Lowell understood better than anyone the perils of adulation and eminence in a culture confusing aesthetics with commerce. Armand Schwerner, like Olson, finds a predator in the quotidian : “the enemy surrounds us. Words lose their substance, are coopted by mimetic IBM ads, depress; the attitude of distrust toward words spreads to objects. We need a new language, one that we cannot speak, may not be able to speak, unseizable, proliferating like elementary particles in physics : no end to it” (The Tablets 136). In fact, his last Tablets portend such inscrutable proliferation:
Each word is a boundary where the speech-breath upends into conductive herms of letters.

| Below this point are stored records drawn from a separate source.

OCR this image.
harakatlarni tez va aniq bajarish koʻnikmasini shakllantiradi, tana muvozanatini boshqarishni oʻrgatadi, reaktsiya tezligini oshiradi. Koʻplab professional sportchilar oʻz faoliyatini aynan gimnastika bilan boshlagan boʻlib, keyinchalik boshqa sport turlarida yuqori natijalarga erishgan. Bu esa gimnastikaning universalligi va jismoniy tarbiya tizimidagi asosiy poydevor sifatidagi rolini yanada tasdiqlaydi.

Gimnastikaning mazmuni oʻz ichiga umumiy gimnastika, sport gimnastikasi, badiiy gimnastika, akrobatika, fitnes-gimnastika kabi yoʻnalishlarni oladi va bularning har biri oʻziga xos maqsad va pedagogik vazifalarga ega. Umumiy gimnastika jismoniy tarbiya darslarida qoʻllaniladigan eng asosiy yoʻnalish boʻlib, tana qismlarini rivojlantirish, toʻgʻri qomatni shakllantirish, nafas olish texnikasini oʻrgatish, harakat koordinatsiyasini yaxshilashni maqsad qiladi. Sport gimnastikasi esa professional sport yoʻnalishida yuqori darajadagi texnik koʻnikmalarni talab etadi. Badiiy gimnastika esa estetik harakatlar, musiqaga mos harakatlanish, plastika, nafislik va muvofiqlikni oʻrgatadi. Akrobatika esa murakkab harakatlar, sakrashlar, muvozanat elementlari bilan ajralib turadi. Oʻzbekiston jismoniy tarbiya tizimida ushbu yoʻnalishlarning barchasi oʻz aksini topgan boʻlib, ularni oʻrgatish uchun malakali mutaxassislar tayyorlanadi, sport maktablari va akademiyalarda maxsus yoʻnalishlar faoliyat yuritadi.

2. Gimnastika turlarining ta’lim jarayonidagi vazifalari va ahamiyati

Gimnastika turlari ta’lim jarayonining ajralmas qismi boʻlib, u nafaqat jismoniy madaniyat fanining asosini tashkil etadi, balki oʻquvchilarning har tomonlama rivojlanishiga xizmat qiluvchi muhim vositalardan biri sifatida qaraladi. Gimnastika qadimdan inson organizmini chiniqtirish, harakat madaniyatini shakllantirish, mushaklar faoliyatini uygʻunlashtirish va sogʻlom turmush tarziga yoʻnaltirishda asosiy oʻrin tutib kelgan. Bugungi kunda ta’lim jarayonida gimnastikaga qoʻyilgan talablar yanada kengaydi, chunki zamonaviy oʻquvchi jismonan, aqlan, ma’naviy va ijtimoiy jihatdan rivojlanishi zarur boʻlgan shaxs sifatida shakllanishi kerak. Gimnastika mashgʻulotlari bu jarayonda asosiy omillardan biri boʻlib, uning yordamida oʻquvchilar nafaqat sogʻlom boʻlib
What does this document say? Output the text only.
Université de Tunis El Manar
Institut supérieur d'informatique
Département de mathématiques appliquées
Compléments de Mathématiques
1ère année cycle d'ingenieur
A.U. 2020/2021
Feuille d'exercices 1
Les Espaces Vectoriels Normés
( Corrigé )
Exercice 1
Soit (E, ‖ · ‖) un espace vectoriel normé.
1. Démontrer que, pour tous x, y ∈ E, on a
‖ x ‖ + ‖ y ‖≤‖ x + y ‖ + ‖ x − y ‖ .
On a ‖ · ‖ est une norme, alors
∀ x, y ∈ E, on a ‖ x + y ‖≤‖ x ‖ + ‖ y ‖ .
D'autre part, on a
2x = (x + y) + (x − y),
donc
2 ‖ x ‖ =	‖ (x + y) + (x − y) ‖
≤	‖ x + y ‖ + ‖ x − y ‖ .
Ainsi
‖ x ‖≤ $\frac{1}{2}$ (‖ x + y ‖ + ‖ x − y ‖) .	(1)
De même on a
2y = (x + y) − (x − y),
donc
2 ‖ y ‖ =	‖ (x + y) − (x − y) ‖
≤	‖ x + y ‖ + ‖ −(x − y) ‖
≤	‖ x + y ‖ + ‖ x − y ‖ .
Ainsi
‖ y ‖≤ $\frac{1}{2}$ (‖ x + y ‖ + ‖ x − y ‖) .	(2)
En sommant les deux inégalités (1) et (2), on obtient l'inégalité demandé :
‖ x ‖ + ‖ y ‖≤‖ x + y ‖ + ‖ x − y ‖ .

An entire narrative hinges on the indiscretions of particles; holes in words and words in holes—fracture of an ancient shamanistic lore in Empedocles’s parables of transmigration. “All things have intelligence, and a share of thought” is his guiding principle (56). “Press these things into / the pit of your stomach,” he recommends in one fragment; and in another, “sift these words through the guts of your being” (55, 33).* “And you will bring back from Hades a dead man’s strength” (56). Language is the animal that returns, recurs.
I lie without sleeping, remembering
the ripped body
of hen, the warmth of hen flesh
frightening my hand,
all her desires,
all her deathsmells,
blooming again in the starlight. And then the wait—
not long, I grant, but all my life—
for the small, soft
thud of her return among the stones.
Can it ever be true—
all bodies, one body, one light
made of everyone’s darkness together?